Brainstorm all your ideas

Failed marketing ideas that were never used

Brainstorm all your ideas

This week, I remembered something we brainstormed at PF about five years ago.

Something that never got off the ground. An idea that seemed incredibly brilliant at the time, but didn’t happen.

Looking back at it now I’m so grateful we didn’t go this route. (I admit this has been responsible for a LOT of laughter as I’ve shared it with others this week. I’ve even had a few laughs as I’m writing and sketching this note.)

This all came to pass about five years ago. Long before the PF rebrand and the creative agency as it is now. We were having a team meeting and brainstorming ideas around the way we help accountants.

We didn’t have the marketing map we have today, and looking back I can see we didn’t have the clarity of structure around what we offer and why.

We did still have a progression of what we offered accountants. Content to build awareness, free things, paid courses & programmes, monthly retainers, one-off projects.

And as we looked at the variety of what was available to accountants, and thought about the variety of stages accountants were at when it came to marketing, we had a brilliant idea.

We would give names to the ‘routes’ accountants could take to do marketing.

Some accountants want to move fast, we had learned. They knew the value of marketing, they’d learned a bit about it, they were ready to invest big in terms of time and money.

Other accountants weren’t ready yet. They’d been burned before, or hadn’t tried marketing at all, or had no clue where to start, or they were still building their marketing budget.

We wanted to reflect these various options. We sat round a table, with a flip chart and a whiteboard, and somehow we thought of using animals to reflect the various stages, or speeds of marketing.

You could go really fast – something like a cheetah, or a hare.
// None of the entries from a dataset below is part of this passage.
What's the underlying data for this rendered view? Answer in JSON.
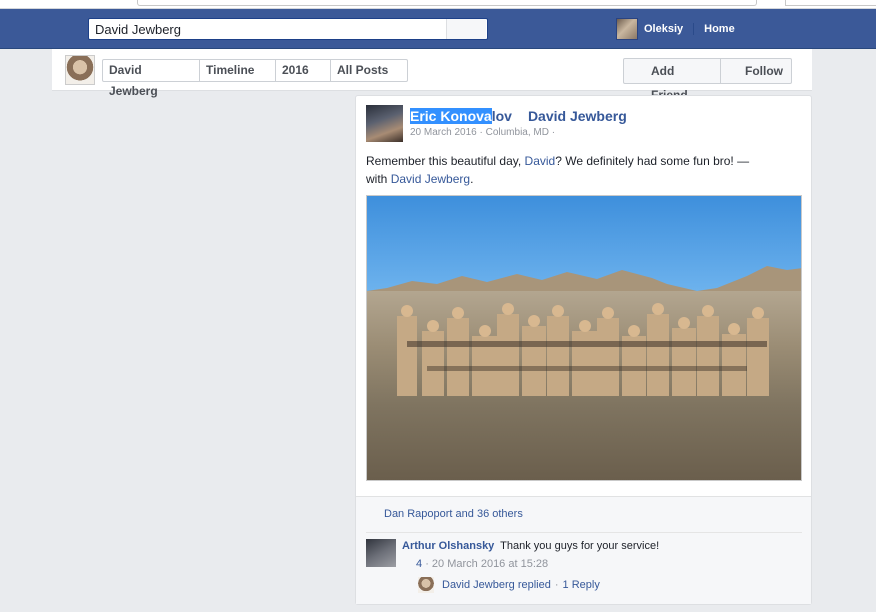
{
  "search": {
    "value": "David Jewberg"
  },
  "user": {
    "name": "Oleksiy"
  },
  "nav": {
    "home_label": "Home"
  },
  "timeline_bar": {
    "crumbs": [
      "David Jewberg",
      "Timeline",
      "2016",
      "All Posts"
    ],
    "add_friend_label": "Add Friend",
    "follow_label": "Follow"
  },
  "post": {
    "author_selected": "Eric Konova",
    "author_rest": "lov",
    "tagged": "David Jewberg",
    "date": "20 March 2016",
    "location": "Columbia, MD",
    "text_before": "Remember this beautiful day, ",
    "text_link": "David",
    "text_after": "? We definitely had some fun bro! —",
    "with_prefix": "with ",
    "with_link": "David Jewberg",
    "with_suffix": ".",
    "likes": "Dan Rapoport and 36 others"
  },
  "comment": {
    "author": "Arthur Olshansky",
    "text": "Thank you guys for your service!",
    "likes_count": "4",
    "timestamp": "20 March 2016 at 15:28",
    "reply_author_text": "David Jewberg replied",
    "reply_count_text": "1 Reply"
  },
  "colors": {
    "bluebar": "#3b5998",
    "link": "#365899",
    "selection": "#3390ff"
  }
}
You could go slower – a turtle, a snail.

I know. Please, believe me…I know. Looking at it now I’m thinking….

…a snail????

Who in the wide world wants to be a snail? Who’s going to look at a series of marketing packages and go, “Ah, yes, excellent. A snail. THAT’S the direction for me. I’d like to go so slowly that my progress can’t be seen, and I’d like to leave a trail of slime as I do it.”

The flip side – the faster option – feels just as ridiculous.

We went far beyond just cheetah. A cheetah wasn’t fast enough for us. We wanted fire, and flame, and swooping through the air bringing fear to all the other accountants who were simply hopping along on the ground as a frog.

DRAGON.

The options were, in order from slow to fast:

  • Snail
  • Turtle
  • Frog
  • Rabbit
  • Cheetah
  • Dragon

I do remember some laughter at the time. I’m pretty sure one of the team members pointed out that being a ‘turtle’ might not seem too appealing to an accountant considering marketing, and might make them feel like their results would be as slow as the related animal.

Our intentions were good. We knew not all accountants are alike, and not every “target client” acts in the same way. There are different options for different people.

But I see now why we never did anything with it. Never went through with it.

First, it wasn’t on brand. At that time the old PF logo was blue and grey and slightly formal and a little boring, to be honest. But even with those dull visuals, we still had a sense of the “brand” of the company, which was that we wanted to inspire accountants. To help them feel confidence that they were hiring an agency with authority, expertise, experience.

Second, it wouldn’t have been appealing to our target audience. This approach gives a real patronising feeling to someone considering hiring a marketing agency – as if no one would want to be anything less than a cheetah or a dragon, and you’re cheap or foolish to go with Turtle (much less Snail).

And finally, it’s because “packages” don’t work. No one is completely Snail, or completely Dragon. Some firms we work with are enthusiastic, ambitious, and ready to invest in a big way: but it takes them a while to come to the decision. Other firms are small, startup, with very little of a marketing budget at first: and yet they discover they’re ready to invest in a big way on their brand, or in learning about marketing.

It’s not about forcing people to decide how fast or slow they want to go, and trying to squeeze them into something that works.

Instead, it’s about getting to know the firm and the humans behind it. The pain they feel, the emotional upheaval that can come when you’re considering marketing, the frustration at having done nothing or the wrong thing or wasted money in the past. That’s what we have to tap into. That’s the kind of conversation we have to have.

Then we can help direct them to what will deliver the very best kind of results.

We do have a visual structure now. It’s called the Marketing Map. It visually represents the journey most firms take, in the order they take it.

It’s been created based on our experience of the direction most firms go when they get the very best kind of clients – and it helps other accountants see how they can go the most helpful route possible. It’s the core of every conversation with an accountant, talking through why it matters that you go in that order, why you might miss out on amazing results if you don’t, and why the services we’ve created are based on it.

But there are no animal names.

I’m so incredibly grateful for that.

Got any failed-marketing-idea stories?? Do share them!! Let’s have a laugh together!